Wer Ideen dafür braucht, findet diese im Internet. Der Deutsche Handball-Bund stellt in seiner Fitnessserie „Wir machen stark – fit mit dem DHB“ regelmäßig neue Übungen auf seine Homepage. Der Athletik-Bundestrainer David Gröger hat die Beiträge gemeinsam mit seinem Team entwickelt. „Die Übungen sind für jeden geeignet, von der D-Jugend bis zu den Profis“, erklärt der Trainer im ersten Video der Serie.

Auch mehrere Videos für Kinder sind bereits erschienen. „Wir wollen Familien unterstützen und mit dafür sorgen, dass die Kinder in Bewegung bleiben“, sagt der DHB-Vorstand Sport Axel Kromer. Er hat für die Online-Trainingseinheiten sein Wohnzimmer zur Verfügung gestellt. Dort präsentiert sein Sohn Übungen, für die man nur ein bis zwei Handbälle, zwei Wasserflaschen und ein Handtuch braucht.

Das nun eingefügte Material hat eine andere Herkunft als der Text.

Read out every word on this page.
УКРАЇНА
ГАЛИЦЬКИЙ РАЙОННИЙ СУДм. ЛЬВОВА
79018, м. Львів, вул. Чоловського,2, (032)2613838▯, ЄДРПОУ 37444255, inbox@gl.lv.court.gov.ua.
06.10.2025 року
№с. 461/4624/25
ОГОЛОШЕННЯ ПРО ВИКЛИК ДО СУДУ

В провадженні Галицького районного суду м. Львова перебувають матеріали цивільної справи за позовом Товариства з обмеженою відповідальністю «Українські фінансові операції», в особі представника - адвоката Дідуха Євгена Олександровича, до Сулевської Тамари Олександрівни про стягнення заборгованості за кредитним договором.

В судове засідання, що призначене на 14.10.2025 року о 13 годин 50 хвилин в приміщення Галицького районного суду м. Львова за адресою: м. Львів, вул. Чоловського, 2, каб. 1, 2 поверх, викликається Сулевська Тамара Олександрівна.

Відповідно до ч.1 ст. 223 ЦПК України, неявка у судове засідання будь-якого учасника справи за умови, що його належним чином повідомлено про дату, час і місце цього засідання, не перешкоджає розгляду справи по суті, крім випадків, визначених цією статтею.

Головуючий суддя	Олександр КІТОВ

Er zeigt zum Beispiel, wie man im Achterlauf prellend um die Wasserflaschen läuft, den Ball hinter dem Rücken fängt oder wie oft man es schafft, im Ausfallschritt unter dem Bein zu klatschen, während der Ball in der Luft ist. Und wenn man dafür alle zerbrechlichen Gegenstände aus dem Weg räumt, dann kann die Haus-Ball-Regel in der Corona-Zeit dafür auch ausnahmsweise gebrochen werden. Wie so vieles, ist eben auch das anders in diesen Zeiten.